Welcome to Visual C# .NET 2003

Along Came .NET

What's New in Visual Studio .NET


Welcome to Visual C# .NET 2003

Today, people are living in a busy time. Gone are the days when it took two to three weeks to get a decision on a credit application for a car. We live in a time where we need what we want, and we want what we need, right now.

Wanting information right now is a common theme in today's environment. Having it right now is today's challenge. Whether it's while driving in the car, flying in an airplane, working, or while watching television at home, we all want it now. To solve this dilemma, IBM introduced the world to personal computers. For a time this was great, but personal computers were too expensive for the average person to have at home, so other companies introduced the portable computer. Don't let the term portable confuse you, this computer was everything but portable. The portable computer eventually became small enough to actually carry around and everything seemed right with the world, at least for a time. However, as time passed, so did the fad of starting up your laptop to find the phone number or address of the person you were trying to contact. So, along came mobile devices. With time, mobile devices such as personal digital assistants (PDAs), cellular phones, and cellular phones that thought they were PDAs became more advanced and brought us to the brink of having everything that we wanted at our fingertips…but not quite.

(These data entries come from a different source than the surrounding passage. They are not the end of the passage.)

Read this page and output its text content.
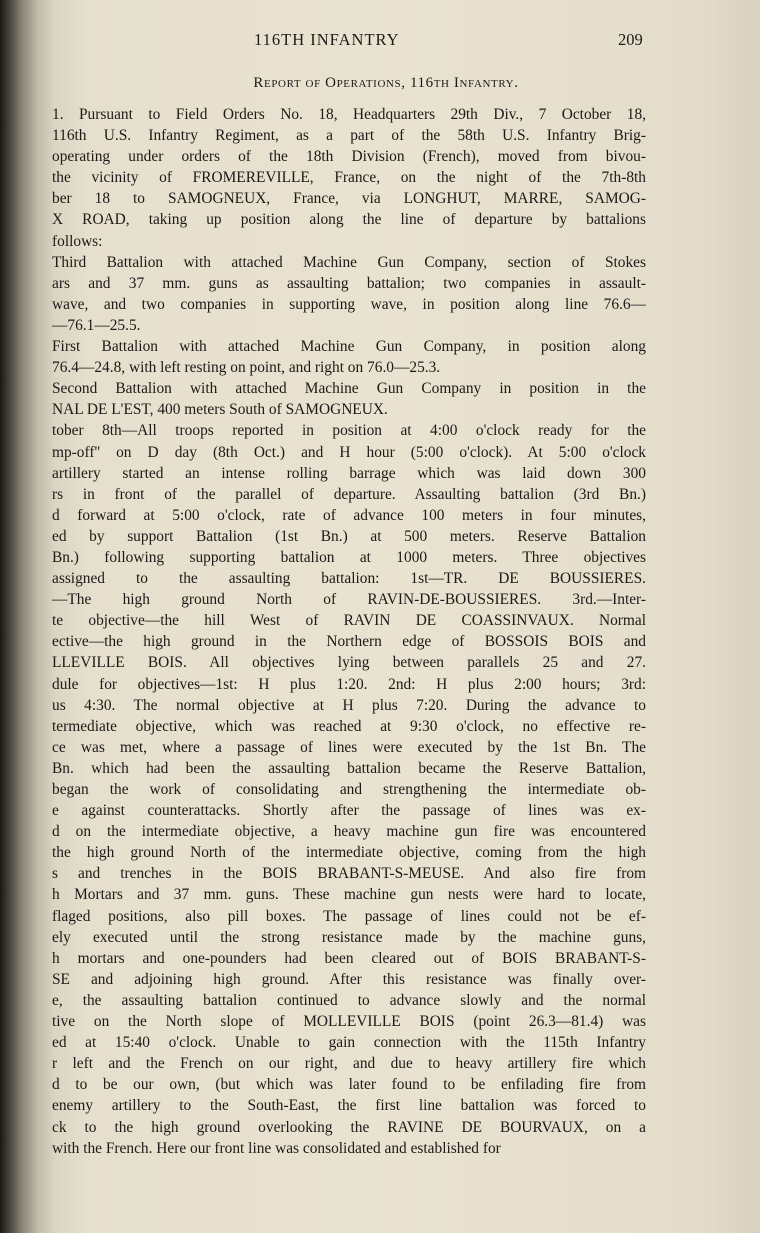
116TH INFANTRY	209
Report of Operations, 116th Infantry.
1. Pursuant to Field Orders No. 18, Headquarters 29th Div., 7 October 18,
116th U.S. Infantry Regiment, as a part of the 58th U.S. Infantry Brig-
operating under orders of the 18th Division (French), moved from bivou-
the vicinity of FROMEREVILLE, France, on the night of the 7th-8th
ber 18 to SAMOGNEUX, France, via LONGHUT, MARRE, SAMOG-
X ROAD, taking up position along the line of departure by battalions
follows:
Third Battalion with attached Machine Gun Company, section of Stokes
ars and 37 mm. guns as assaulting battalion; two companies in assault-
wave, and two companies in supporting wave, in position along line 76.6—
—76.1—25.5.
First Battalion with attached Machine Gun Company, in position along
76.4—24.8, with left resting on point, and right on 76.0—25.3.
Second Battalion with attached Machine Gun Company in position in the
NAL DE L'EST, 400 meters South of SAMOGNEUX.
tober 8th—All troops reported in position at 4:00 o'clock ready for the
mp-off'' on D day (8th Oct.) and H hour (5:00 o'clock). At 5:00 o'clock
artillery started an intense rolling barrage which was laid down 300
rs in front of the parallel of departure. Assaulting battalion (3rd Bn.)
d forward at 5:00 o'clock, rate of advance 100 meters in four minutes,
ed by support Battalion (1st Bn.) at 500 meters. Reserve Battalion
Bn.) following supporting battalion at 1000 meters. Three objectives
assigned to the assaulting battalion: 1st—TR. DE BOUSSIERES.
—The high ground North of RAVIN-DE-BOUSSIERES. 3rd.—Inter-
te objective—the hill West of RAVIN DE COASSINVAUX. Normal
ective—the high ground in the Northern edge of BOSSOIS BOIS and
LLEVILLE BOIS. All objectives lying between parallels 25 and 27.
dule for objectives—1st: H plus 1:20. 2nd: H plus 2:00 hours; 3rd:
us 4:30. The normal objective at H plus 7:20. During the advance to
termediate objective, which was reached at 9:30 o'clock, no effective re-
ce was met, where a passage of lines were executed by the 1st Bn. The
Bn. which had been the assaulting battalion became the Reserve Battalion,
began the work of consolidating and strengthening the intermediate ob-
e against counterattacks. Shortly after the passage of lines was ex-
d on the intermediate objective, a heavy machine gun fire was encountered
the high ground North of the intermediate objective, coming from the high
s and trenches in the BOIS BRABANT-S-MEUSE. And also fire from
h Mortars and 37 mm. guns. These machine gun nests were hard to locate,
flaged positions, also pill boxes. The passage of lines could not be ef-
ely executed until the strong resistance made by the machine guns,
h mortars and one-pounders had been cleared out of BOIS BRABANT-S-
SE and adjoining high ground. After this resistance was finally over-
e, the assaulting battalion continued to advance slowly and the normal
tive on the North slope of MOLLEVILLE BOIS (point 26.3—81.4) was
ed at 15:40 o'clock. Unable to gain connection with the 115th Infantry
r left and the French on our right, and due to heavy artillery fire which
d to be our own, (but which was later found to be enfilading fire from
enemy artillery to the South-East, the first line battalion was forced to
ck to the high ground overlooking the RAVINE DE BOURVAUX, on a
with the French. Here our front line was consolidated and established for
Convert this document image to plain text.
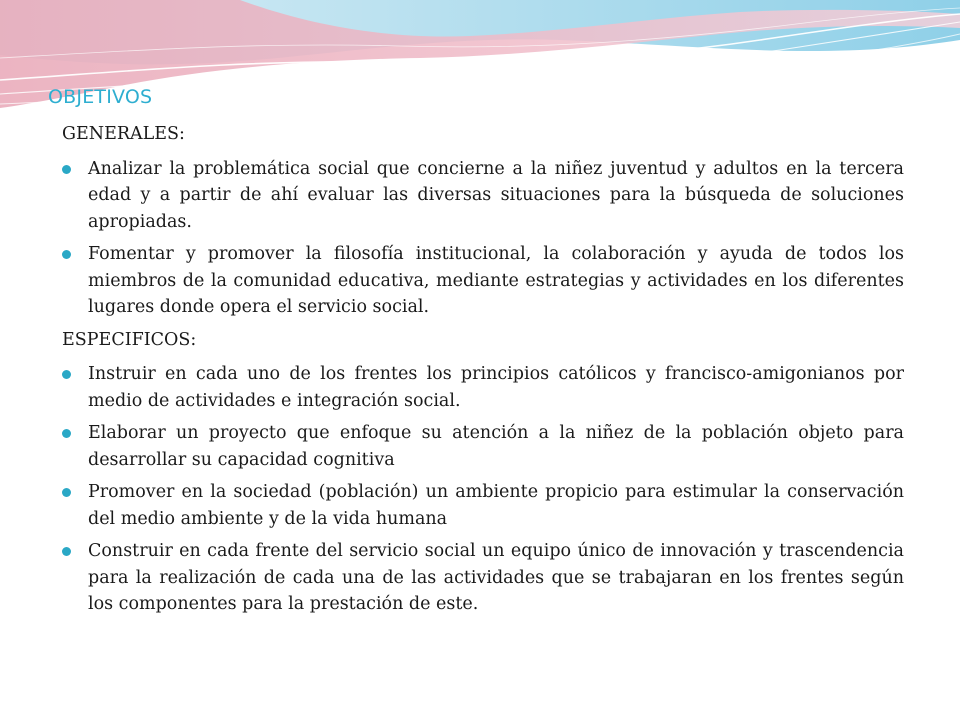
OBJETIVOS

GENERALES:

Analizar la problemática social que concierne a la niñez juventud y adultos en la tercera edad y a partir de ahí evaluar las diversas situaciones para la búsqueda de soluciones apropiadas.
Fomentar y promover la filosofía institucional, la colaboración y ayuda de todos los miembros de la comunidad educativa, mediante estrategias y actividades en los diferentes lugares donde opera el servicio social.

ESPECIFICOS:

Instruir en cada uno de los frentes los principios católicos y francisco-amigonianos por medio de actividades e integración social.
Elaborar un proyecto que enfoque su atención a la niñez de la población objeto para desarrollar su capacidad cognitiva
Promover en la sociedad (población) un ambiente propicio para estimular la conservación del medio ambiente y de la vida humana
Construir en cada frente del servicio social un equipo único de innovación y trascendencia para la realización de cada una de las actividades que se trabajaran en los frentes según los componentes para la prestación de este.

The great thing about the world is that everyone has his own ideas. Some ideas are great, and some…well, some are not so great. The problem with this is that most people have a bias toward their own ideas and think that their way is the right way. This causes companies to develop technologies to handle tasks in their own image and makes communication between similar devices, made by different manufacturers, difficult if not impossible . Imagine this: You are tasked with gathering stock prices from different vendors of stock quotes. One source requires that you query its database with a proprietary protocol. Another has a file that is reproduced every minute and requires you to download it and parse the file for all the information that is needed. And finally, the third source does not have a published interface and therefore requires that you perform screen scraping to produce the information required. Without the presence of a standard method of accessing the information, retrieving the required data is, at the very least, complicated.


Along Came .NET

Fortunately, our friends in Redmond thought about this problem for quite a while and came up with a solution they call .NET . Microsoft took the time necessary to come up with an end-to-end solution for such areas as cross-language interoperability, runtime management of system stability, web services that use a standard protocol such as SOAP (Simple Object Access Protocol), and seamless communication of distributed components , just to name a few.

In writing this book, we have first and foremost tried to give you the information necessary to understand the technology and be able to apply this knowledge to your future projects. Secondly, we want you to understand not only how it works, but also why it works. Too many programmers today are content with knowing that making a call to function A will cause the system to perform a certain task. That's fine, but if you don't know how function A performs the task, how are you going to know why or if it breaks function B when used in a certain context? If you don't know how it works, you won't know how you can make your code faster, more efficient, more scalable, and more reliable. This book will take you into the internals of the .NET Framework. You will learn not only how to use attributes in C#, you'll also learn what they actually do, so that if something breaks, you will have a little insight into the framework to help you quantify the issue and quickly create a solution.